Emory Report
October 18, 2004
Volume 57, Number 8

 




   
Emory Report homepage   >   Current issue front page

October 18 , 2004
Emory tops $351M in FY04 sponsored research funding

BY Holly Korschun

Emory researchers attracted $351.5 million in external research funding in fiscal year 2004, leading the state’s research institutions and increasing research awards by approximately 10 percent over fiscal year 2003.

Since 1999, sponsored research funding at Emory has grown by more than 71 percent. Federal funding was responsible for 71.8 percent of the total awards in FY04; grants and awards from the National Institutes of Health (NIH) made up 61.3 percent of total funding and 85.3 percent of Emory’s federal funding.

Of Emory’s sponsored-research dollars, the Woodruff Health Sciences Center (WHSC) received $328.9 million, or more than 93 percent. Federal funding was responsible for 71.3 percent of WHSC funding, with NIH accounting for 62.5 percent of the WHSC total and 87.7 percent of its federal dollars.

“This is a fantastic compliment to our faculty, schools and units, as well as our postdocs, fellows and students,” said Frank Stout, vice president for research. “It is a considerable achievement during a year in which the NIH budget grew by only 3.6 percent. Emory continues to make its name and science known around the nation and the world, which means we’ll continue to attract additional support.”

This impressive growth was not limited to the health sciences; research funding in Emory College grew by 19 percent in FY04 to $20.1 million, with the Department of Chemistry earning the most at $8.4 million. Research funding in the Rollins School of Public Health (RSPH) grew by 16 percent in FY04, and funding in the School of Medicine (SOM) grew by 10 percent.

The top 10 University departments for funded research in FY04 were medicine (SOM); behavioral sciences and health education (RSPH); psychiatry and behavioral sciences (SOM); pathology and laboratory medicine (SOM); microbiology and immunology (SOM); international health (RSPH); Winship Cancer Institute (SOM); surgery (SOM); the Emory Vaccine Center (Yerkes and SOM); and neurology (SOM).

Cancer research projects attracted funding for Emory scientists and their collaborative partners in Georgia and throughout the region. Using $10 million in NIH grants for cancer nanotechnology, scientists at Emory and Georgia Tech are establishing a bioengineering research partnership to develop nanoparticles for diagnosing and treating prostate cancer.
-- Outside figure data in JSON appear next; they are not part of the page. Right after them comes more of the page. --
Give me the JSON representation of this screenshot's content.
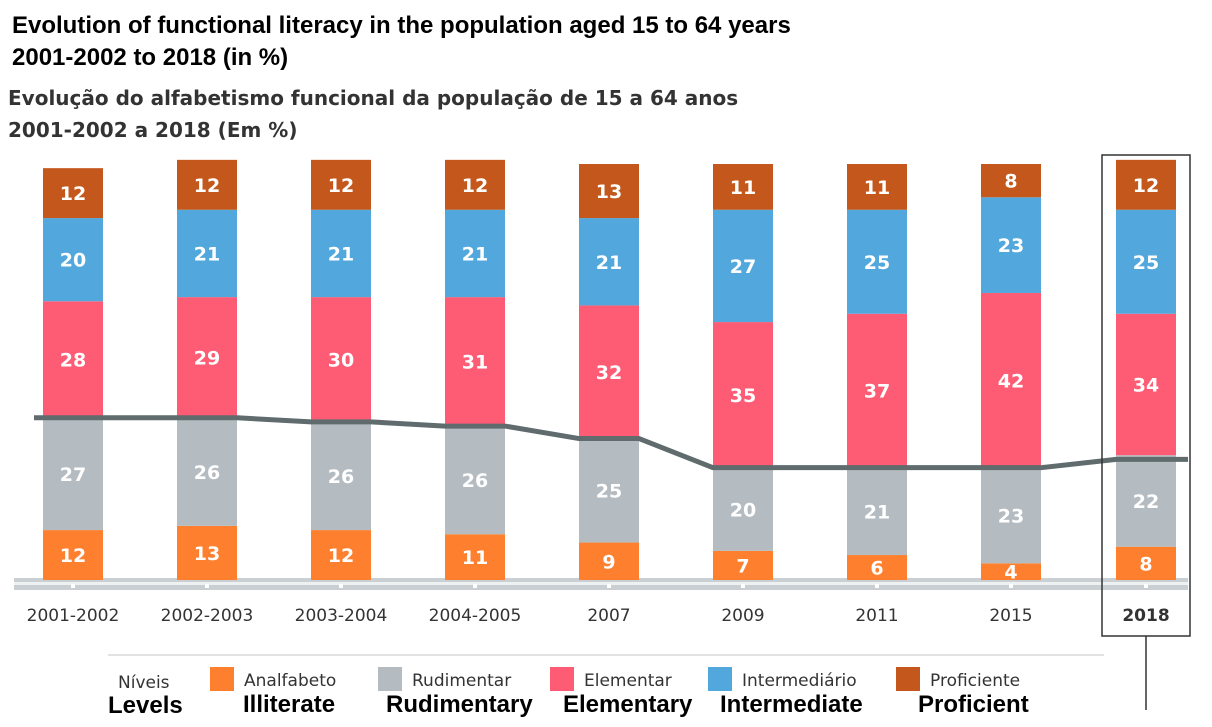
{
  "title_en_1": "Evolution of functional literacy in the population aged 15 to 64 years",
  "title_en_2": "2001-2002 to 2018 (in %)",
  "title_pt_1": "Evolução do alfabetismo funcional da população de 15 a 64 anos",
  "title_pt_2": "2001-2002 a 2018 (Em %)",
  "legend": {
    "title_pt": "Níveis",
    "title_en": "Levels",
    "items": [
      {
        "pt": "Analfabeto",
        "en": "Illiterate",
        "color": "#fe7f2d"
      },
      {
        "pt": "Rudimentar",
        "en": "Rudimentary",
        "color": "#b5bcc1"
      },
      {
        "pt": "Elementar",
        "en": "Elementary",
        "color": "#fd5c74"
      },
      {
        "pt": "Intermediário",
        "en": "Intermediate",
        "color": "#52a7dd"
      },
      {
        "pt": "Proficiente",
        "en": "Proficient",
        "color": "#c4581c"
      }
    ]
  },
  "chart_data": {
    "type": "bar",
    "stacked": true,
    "categories": [
      "2001-2002",
      "2002-2003",
      "2003-2004",
      "2004-2005",
      "2007",
      "2009",
      "2011",
      "2015",
      "2018"
    ],
    "highlight_category": "2018",
    "series": [
      {
        "name": "Analfabeto",
        "color": "#fe7f2d",
        "values": [
          12,
          13,
          12,
          11,
          9,
          7,
          6,
          4,
          8
        ]
      },
      {
        "name": "Rudimentar",
        "color": "#b5bcc1",
        "values": [
          27,
          26,
          26,
          26,
          25,
          20,
          21,
          23,
          22
        ]
      },
      {
        "name": "Elementar",
        "color": "#fd5c74",
        "values": [
          28,
          29,
          30,
          31,
          32,
          35,
          37,
          42,
          34
        ]
      },
      {
        "name": "Intermediário",
        "color": "#52a7dd",
        "values": [
          20,
          21,
          21,
          21,
          21,
          27,
          25,
          23,
          25
        ]
      },
      {
        "name": "Proficiente",
        "color": "#c4581c",
        "values": [
          12,
          12,
          12,
          12,
          13,
          11,
          11,
          8,
          12
        ]
      }
    ],
    "line": {
      "color": "#5f6b6d",
      "values": [
        39,
        39,
        38,
        37,
        34,
        27,
        27,
        27,
        29
      ]
    },
    "ylim": [
      0,
      100
    ],
    "grid": false
  }
}
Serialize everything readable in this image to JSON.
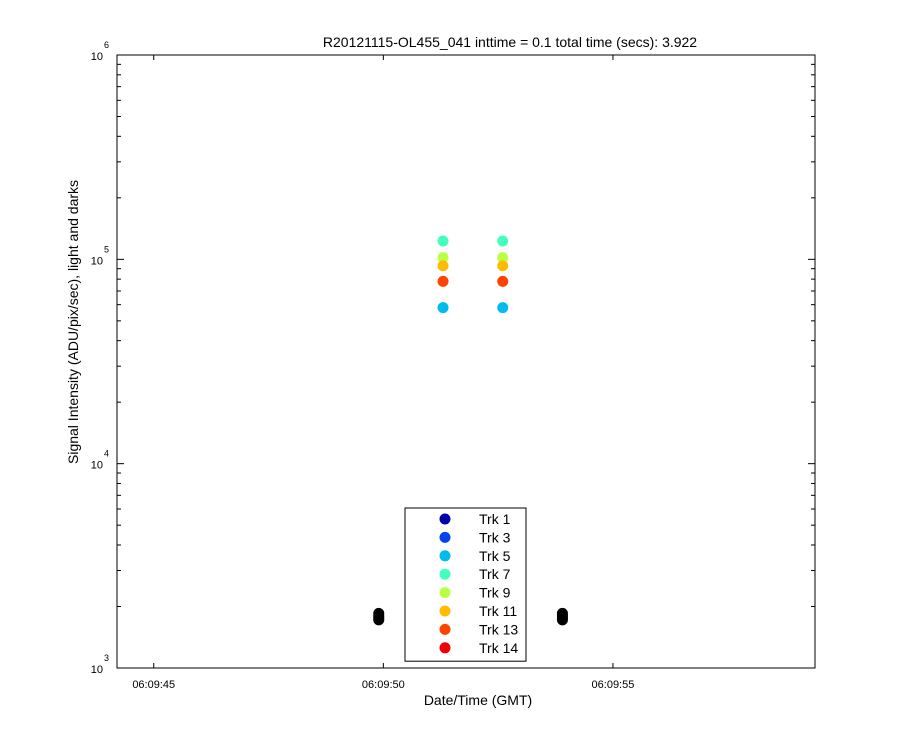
{
  "chart_data": {
    "type": "scatter",
    "title": "R20121115-OL455_041 inttime = 0.1 total time (secs): 3.922",
    "xlabel": "Date/Time (GMT)",
    "ylabel": "Signal Intensity (ADU/pix/sec), light and darks",
    "x_axis": {
      "kind": "time",
      "range": [
        "06:09:44.2",
        "06:09:59.4"
      ],
      "ticks": [
        {
          "value": "06:09:45",
          "label": "06:09:45"
        },
        {
          "value": "06:09:50",
          "label": "06:09:50"
        },
        {
          "value": "06:09:55",
          "label": "06:09:55"
        }
      ]
    },
    "y_axis": {
      "scale": "log",
      "range": [
        1000,
        1000000
      ],
      "ticks": [
        {
          "value": 1000,
          "base": "10",
          "exp": "3"
        },
        {
          "value": 10000,
          "base": "10",
          "exp": "4"
        },
        {
          "value": 100000,
          "base": "10",
          "exp": "5"
        },
        {
          "value": 1000000,
          "base": "10",
          "exp": "6"
        }
      ]
    },
    "grid": false,
    "legend_position": "bottom-center",
    "series": [
      {
        "name": "Trk 1",
        "color": "#0000aa",
        "points": [
          {
            "x": "06:09:51.3",
            "y": 100000
          },
          {
            "x": "06:09:52.6",
            "y": 100000
          }
        ]
      },
      {
        "name": "Trk 3",
        "color": "#0044ee",
        "points": []
      },
      {
        "name": "Trk 5",
        "color": "#00bbee",
        "points": [
          {
            "x": "06:09:51.3",
            "y": 58000
          },
          {
            "x": "06:09:52.6",
            "y": 58000
          }
        ]
      },
      {
        "name": "Trk 7",
        "color": "#44ffbb",
        "points": [
          {
            "x": "06:09:51.3",
            "y": 123000
          },
          {
            "x": "06:09:52.6",
            "y": 123000
          }
        ]
      },
      {
        "name": "Trk 9",
        "color": "#bbff44",
        "points": [
          {
            "x": "06:09:51.3",
            "y": 102000
          },
          {
            "x": "06:09:52.6",
            "y": 102000
          }
        ]
      },
      {
        "name": "Trk 11",
        "color": "#ffbb00",
        "points": [
          {
            "x": "06:09:51.3",
            "y": 93000
          },
          {
            "x": "06:09:52.6",
            "y": 93000
          }
        ]
      },
      {
        "name": "Trk 13",
        "color": "#ff4400",
        "points": [
          {
            "x": "06:09:51.3",
            "y": 78000
          },
          {
            "x": "06:09:52.6",
            "y": 78000
          }
        ]
      },
      {
        "name": "Trk 14",
        "color": "#ee0000",
        "points": []
      }
    ],
    "dark_points": {
      "color": "#000000",
      "points": [
        {
          "x": "06:09:49.9",
          "y": 1850
        },
        {
          "x": "06:09:49.9",
          "y": 1800
        },
        {
          "x": "06:09:49.9",
          "y": 1760
        },
        {
          "x": "06:09:49.9",
          "y": 1720
        },
        {
          "x": "06:09:53.9",
          "y": 1850
        },
        {
          "x": "06:09:53.9",
          "y": 1800
        },
        {
          "x": "06:09:53.9",
          "y": 1760
        },
        {
          "x": "06:09:53.9",
          "y": 1720
        }
      ]
    }
  }
}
Winship Cancer Institute (WCI) scientists are leading a consortium of 13 universities from eight states, funded by a $10 million grant from the Department of Defense, to identify new therapeutic targets for treating advanced prostate cancer, and a $7.6 million National Cancer Institute grant to uncover the pathways of prostate cancer metastasis.

An Atlanta coalition of hospitals and universities led by WCI is using a $3.7 million NIH grant to address health disparities among minorities at the new Grady Center for the Reduction of Health Dispar-ities. The Rollins school, using $6.3 million in CDC funding and the support of the Georgia Cancer Coalition, has established a Cancer Prevention Research Center focused on Southwest Georgia.

Scientists at the vaccine center received an $18 million NIH grant as part of the AIDS vaccine development program for DNA-based HIV vaccines using viral vectors. A new Exploratory Center for Interdisciplinary Research in Vaccinology, part of the NIH “Roadmap” initiatives, combines key research centers throughout Emory and in partnership with Georgia Tech and the Institute for Systems Biology in Seattle.